Juventus Midfielder Arturo Vidal Is So Good, It’s Unfair

Arturo Vidal

Arturo Vidal

At least with Lionel Messi and Cristiano Ronaldo, the things they do can’t be replicated. Messi’s less a soccer player, and more an extraterrestrial sprite, gliding in and out of different dimensions, scoring goals just to show humans how inadequate we really are. Ronaldo’s a fully groomed Zeus-tank who explodes the sport just to show how dumb the game really is — and so he has an excuse to flex a single thigh muscle.

Everything Arturo Vidal does, though, can be done just as well by someone else. Except, well, all of it.

Tactics expert Michael Cox recently called Vidal “the world’s best footballer,” as another way of saying that the 26-year-old midfielder does everything other than put on a pair of keeper gloves. As soccer has moved toward complete players who can fit in anywhere, and away from anyone who’s played for Tony Pulis, Vidal has most embodied and accelerated the trend. Since moving to Juventus from Bayer Leverkusen in the summer of 2011, Vidal has won two Scudettos, scored 25 goals, and assisted on 15. He led Juve in goals (10) and assists (eight) last season, and he’s on pace to surpass both of those totals this season, with eight goals and four assists in less than half a year. And yet, despite playing for the best team in Italy, he’s been in the top five of tackles per game in all three of his seasons in Serie A.

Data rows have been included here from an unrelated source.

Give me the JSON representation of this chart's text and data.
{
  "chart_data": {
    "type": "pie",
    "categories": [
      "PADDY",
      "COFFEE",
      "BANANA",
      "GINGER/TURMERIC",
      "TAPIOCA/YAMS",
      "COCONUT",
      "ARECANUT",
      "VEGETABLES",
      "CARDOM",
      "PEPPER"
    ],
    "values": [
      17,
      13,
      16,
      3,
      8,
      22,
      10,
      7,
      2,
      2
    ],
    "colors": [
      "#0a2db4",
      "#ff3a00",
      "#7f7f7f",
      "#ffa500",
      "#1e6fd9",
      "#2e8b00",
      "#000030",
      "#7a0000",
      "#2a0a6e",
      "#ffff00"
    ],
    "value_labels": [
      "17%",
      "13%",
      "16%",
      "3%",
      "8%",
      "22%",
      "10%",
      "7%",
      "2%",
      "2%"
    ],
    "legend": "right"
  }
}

Oh, and about that team: With 16 wins, a loss, and a draw through 18 games, it’s on pace to set the record for the most points in a Serie A season. All of which was confirmed yesterday with a 3-0 win over Roma, who were undefeated and in second place before the match. Vidal’s 17th-minute goal was a nice snapshot of his all-everything-ness: cutting in from the wing, outside to inside, with a long run, angled just right to stay onside, capped off by a calmly placed, inside-of-the-foot finish.

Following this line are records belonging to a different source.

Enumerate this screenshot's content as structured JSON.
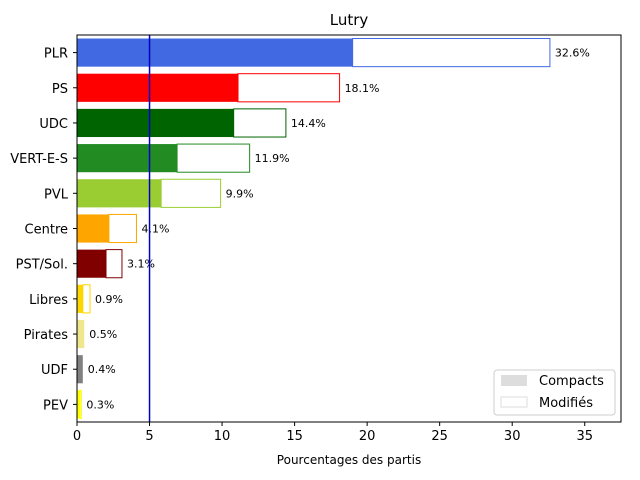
{
  "chart_data": {
    "type": "bar",
    "orientation": "horizontal",
    "stacked": true,
    "title": "Lutry",
    "xlabel": "Pourcentages des partis",
    "ylabel": "",
    "xlim": [
      0,
      37.5
    ],
    "x_ticks": [
      0,
      5,
      10,
      15,
      20,
      25,
      30,
      35
    ],
    "reference_line": {
      "x": 5,
      "color": "#0000cc"
    },
    "grid": false,
    "legend_position": "lower-right",
    "legend": [
      {
        "label": "Compacts",
        "style": "filled",
        "color": "#dddddd"
      },
      {
        "label": "Modifiés",
        "style": "outline",
        "color": "#dddddd"
      }
    ],
    "categories": [
      "PLR",
      "PS",
      "UDC",
      "VERT-E-S",
      "PVL",
      "Centre",
      "PST/Sol.",
      "Libres",
      "Pirates",
      "UDF",
      "PEV"
    ],
    "series": [
      {
        "name": "Compacts",
        "values": [
          19.0,
          11.1,
          10.8,
          6.9,
          5.8,
          2.2,
          2.0,
          0.4,
          0.5,
          0.4,
          0.2
        ]
      },
      {
        "name": "Modifiés",
        "values": [
          13.6,
          7.0,
          3.6,
          5.0,
          4.1,
          1.9,
          1.1,
          0.5,
          0.0,
          0.0,
          0.1
        ]
      }
    ],
    "totals": [
      32.6,
      18.1,
      14.4,
      11.9,
      9.9,
      4.1,
      3.1,
      0.9,
      0.5,
      0.4,
      0.3
    ],
    "total_labels": [
      "32.6%",
      "18.1%",
      "14.4%",
      "11.9%",
      "9.9%",
      "4.1%",
      "3.1%",
      "0.9%",
      "0.5%",
      "0.4%",
      "0.3%"
    ],
    "colors": [
      "#4169e1",
      "#ff0000",
      "#006400",
      "#228b22",
      "#9acd32",
      "#ffa500",
      "#800000",
      "#ffd700",
      "#f0e68c",
      "#808080",
      "#ffff00"
    ]
  }
}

Players like Vidal, in any sport, often get stuck with the “jack-of-all-trades, master of none” label. Yeah, but what is he great at? Except, with Vidal, it’s more master of all, and who is this Jack guy? He runs as much and as hard as anyone — he’s literally that dude in preseason who keeps running when he’s already done, yelling at everyone to keep going — and he leads his team in assists. He wins more tackles than Nigel de Jong, and he scores more goals than Mario Balotelli. He plays as an attacking midfielder for Chile and an emergency center back for Juve. Vidal’s so fine-tuned and efficient that his (phenomenal) haircut probably turns him into some kind of aerodynamic human shark.

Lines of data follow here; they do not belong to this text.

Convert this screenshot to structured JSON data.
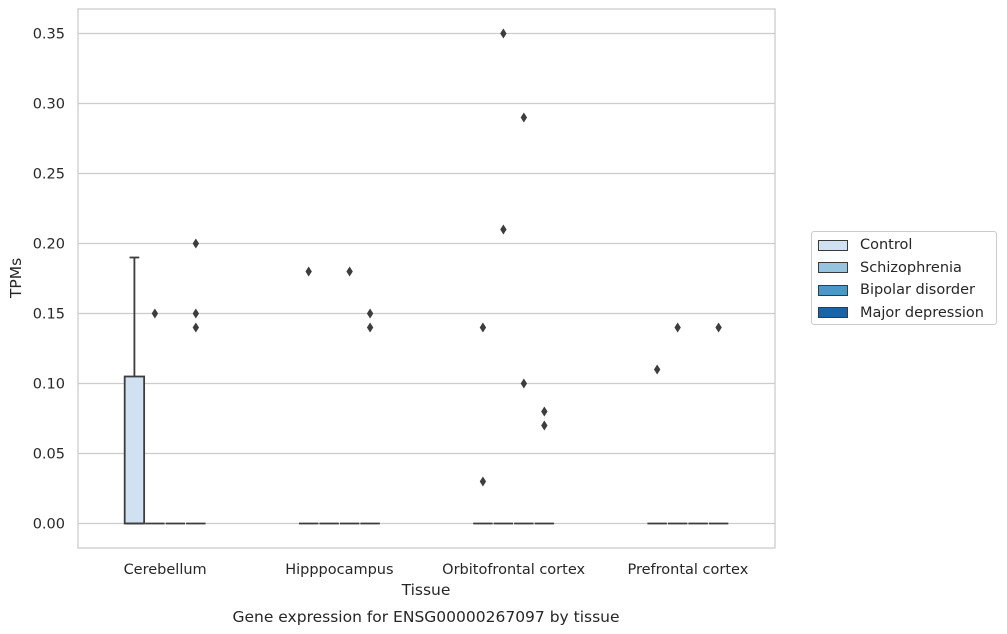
{
  "chart_data": {
    "type": "boxplot",
    "caption": "Gene expression for ENSG00000267097 by tissue",
    "xlabel": "Tissue",
    "ylabel": "TPMs",
    "ylim": [
      -0.0175,
      0.3675
    ],
    "yticks": [
      "0.00",
      "0.05",
      "0.10",
      "0.15",
      "0.20",
      "0.25",
      "0.30",
      "0.35"
    ],
    "grid": true,
    "legend_position": "right",
    "categories": [
      "Cerebellum",
      "Hipppocampus",
      "Orbitofrontal cortex",
      "Prefrontal cortex"
    ],
    "series": [
      {
        "name": "Control",
        "color": "#d0e1f2",
        "boxes": [
          {
            "q1": 0.0,
            "median": 0.0,
            "q3": 0.105,
            "whisker_low": 0.0,
            "whisker_high": 0.19
          },
          {
            "q1": 0.0,
            "median": 0.0,
            "q3": 0.0,
            "whisker_low": 0.0,
            "whisker_high": 0.0
          },
          {
            "q1": 0.0,
            "median": 0.0,
            "q3": 0.0,
            "whisker_low": 0.0,
            "whisker_high": 0.0
          },
          {
            "q1": 0.0,
            "median": 0.0,
            "q3": 0.0,
            "whisker_low": 0.0,
            "whisker_high": 0.0
          }
        ],
        "outliers": [
          [],
          [
            0.18
          ],
          [
            0.14,
            0.03
          ],
          [
            0.11
          ]
        ]
      },
      {
        "name": "Schizophrenia",
        "color": "#94c4df",
        "boxes": [
          {
            "q1": 0.0,
            "median": 0.0,
            "q3": 0.0,
            "whisker_low": 0.0,
            "whisker_high": 0.0
          },
          {
            "q1": 0.0,
            "median": 0.0,
            "q3": 0.0,
            "whisker_low": 0.0,
            "whisker_high": 0.0
          },
          {
            "q1": 0.0,
            "median": 0.0,
            "q3": 0.0,
            "whisker_low": 0.0,
            "whisker_high": 0.0
          },
          {
            "q1": 0.0,
            "median": 0.0,
            "q3": 0.0,
            "whisker_low": 0.0,
            "whisker_high": 0.0
          }
        ],
        "outliers": [
          [
            0.15
          ],
          [],
          [
            0.35,
            0.21
          ],
          [
            0.14
          ]
        ]
      },
      {
        "name": "Bipolar disorder",
        "color": "#4a98c9",
        "boxes": [
          {
            "q1": 0.0,
            "median": 0.0,
            "q3": 0.0,
            "whisker_low": 0.0,
            "whisker_high": 0.0
          },
          {
            "q1": 0.0,
            "median": 0.0,
            "q3": 0.0,
            "whisker_low": 0.0,
            "whisker_high": 0.0
          },
          {
            "q1": 0.0,
            "median": 0.0,
            "q3": 0.0,
            "whisker_low": 0.0,
            "whisker_high": 0.0
          },
          {
            "q1": 0.0,
            "median": 0.0,
            "q3": 0.0,
            "whisker_low": 0.0,
            "whisker_high": 0.0
          }
        ],
        "outliers": [
          [],
          [
            0.18
          ],
          [
            0.29,
            0.1
          ],
          []
        ]
      },
      {
        "name": "Major depression",
        "color": "#1764ab",
        "boxes": [
          {
            "q1": 0.0,
            "median": 0.0,
            "q3": 0.0,
            "whisker_low": 0.0,
            "whisker_high": 0.0
          },
          {
            "q1": 0.0,
            "median": 0.0,
            "q3": 0.0,
            "whisker_low": 0.0,
            "whisker_high": 0.0
          },
          {
            "q1": 0.0,
            "median": 0.0,
            "q3": 0.0,
            "whisker_low": 0.0,
            "whisker_high": 0.0
          },
          {
            "q1": 0.0,
            "median": 0.0,
            "q3": 0.0,
            "whisker_low": 0.0,
            "whisker_high": 0.0
          }
        ],
        "outliers": [
          [
            0.2,
            0.15,
            0.14
          ],
          [
            0.15,
            0.14
          ],
          [
            0.08,
            0.07
          ],
          [
            0.14
          ]
        ]
      }
    ]
  }
}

None of this is new or sudden, just consistent, progressing greatness. He almost signed with Bayern Munich in 2011, which really would’ve been unfair. Every team in Europe wants their own Vidal, and Juventus just re-signed him through 2017. (Although this ranking from the Guardian — he’s 26th — suggests he’s still undervalued.) But with Juve eliminated from the Champions League (where Vidal scored five goals in six games) and looking like they’ll skip to another title, his name will probably remain unknown to most people who live in the country that shows Serie A on beIN Sport. And even at the World Cup, Chile will face the toughest two-team draw in the tournament, so that might be a quick blip, too. Consider this your first Arturo Vidal PSA, then: If you like soccer, he does it better than anyone.